Era uma casinha pequena, tendo ao lado de uma estrebaria e uma casa de moendas. Da posição em que estavam as construções compunham um bonito quadro tendo as Monhtanhas Ohogan ao fundo, bem distantes. Mikayla observou algo que parecia uma ponte e um moinho à alguns quilômetros de distância, no que parecia ser uma colina: se algo perigoso acontecesse poderiam correr para lá.
                – Quem está aí? – bradou uma voz masculina, vinda do interior do casebre.
                – Somos viajantes, senhor. Poderia nos fornecer abrigo contra a chuva?
                A voz demorou a responder. Quando Fiolon estava prestes a repetir o pedido, ela retrucou:
                – Vocês podem ficar lá atrás, na estrebaria!
“Isso não é forma de se acolher quem pede abrigo!”, pensou Mikayla, mas de todo o jeito era melhor do que permanecer na chuva. E nem era um local tão ruim assim, já que parecia não receber animais há muito tempo. A palha estava seca e o casal ajeitou um canto para os animais e depois outro para eles. Trocaram as roupas encharcadas por outras mais secas e aninharam-se para descansar. Temiam acender alguma fogueira e acidentalmente tacarem fogo no lugar.
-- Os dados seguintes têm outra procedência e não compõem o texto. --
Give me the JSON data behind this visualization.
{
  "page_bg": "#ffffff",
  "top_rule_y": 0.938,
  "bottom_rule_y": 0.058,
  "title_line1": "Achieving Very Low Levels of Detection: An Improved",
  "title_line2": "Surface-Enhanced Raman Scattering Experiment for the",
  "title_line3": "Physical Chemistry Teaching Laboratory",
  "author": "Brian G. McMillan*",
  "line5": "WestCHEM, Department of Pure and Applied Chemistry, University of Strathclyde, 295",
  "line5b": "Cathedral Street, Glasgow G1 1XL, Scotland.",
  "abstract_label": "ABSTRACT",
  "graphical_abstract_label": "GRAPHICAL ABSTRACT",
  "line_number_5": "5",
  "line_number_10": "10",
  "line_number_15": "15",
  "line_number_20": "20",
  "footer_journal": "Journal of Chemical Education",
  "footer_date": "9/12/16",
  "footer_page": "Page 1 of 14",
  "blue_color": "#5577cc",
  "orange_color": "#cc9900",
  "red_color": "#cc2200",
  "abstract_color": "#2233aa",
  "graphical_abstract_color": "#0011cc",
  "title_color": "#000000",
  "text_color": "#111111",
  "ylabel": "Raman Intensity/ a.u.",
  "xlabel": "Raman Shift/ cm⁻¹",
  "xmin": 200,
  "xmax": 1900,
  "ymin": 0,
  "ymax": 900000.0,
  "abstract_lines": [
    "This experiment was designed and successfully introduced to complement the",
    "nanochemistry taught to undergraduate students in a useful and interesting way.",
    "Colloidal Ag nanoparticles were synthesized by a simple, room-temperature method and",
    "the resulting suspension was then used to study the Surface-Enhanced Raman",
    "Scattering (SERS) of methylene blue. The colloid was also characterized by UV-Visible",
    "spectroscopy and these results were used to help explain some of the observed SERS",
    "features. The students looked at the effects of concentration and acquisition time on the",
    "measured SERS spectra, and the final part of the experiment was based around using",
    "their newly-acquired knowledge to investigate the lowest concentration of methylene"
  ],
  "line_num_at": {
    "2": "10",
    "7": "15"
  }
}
– É possível que ele tenha ficado com medo de nós? – indagou Mikayla, ainda incomodada com a recepção de seu anfitrião.
– Não sei, talvez sim. Não sabemos o que se passa por este lugar.
O cansaço abateu sobre eles e adormeceram rapidamente, sem sequer se preocuparem em montar vigia. Seus corpos cederam àquele conforto mínimo, crentes que não poderia haver perigo quando uma hospedagem lhes foi concedida: simplesmente relaxaram.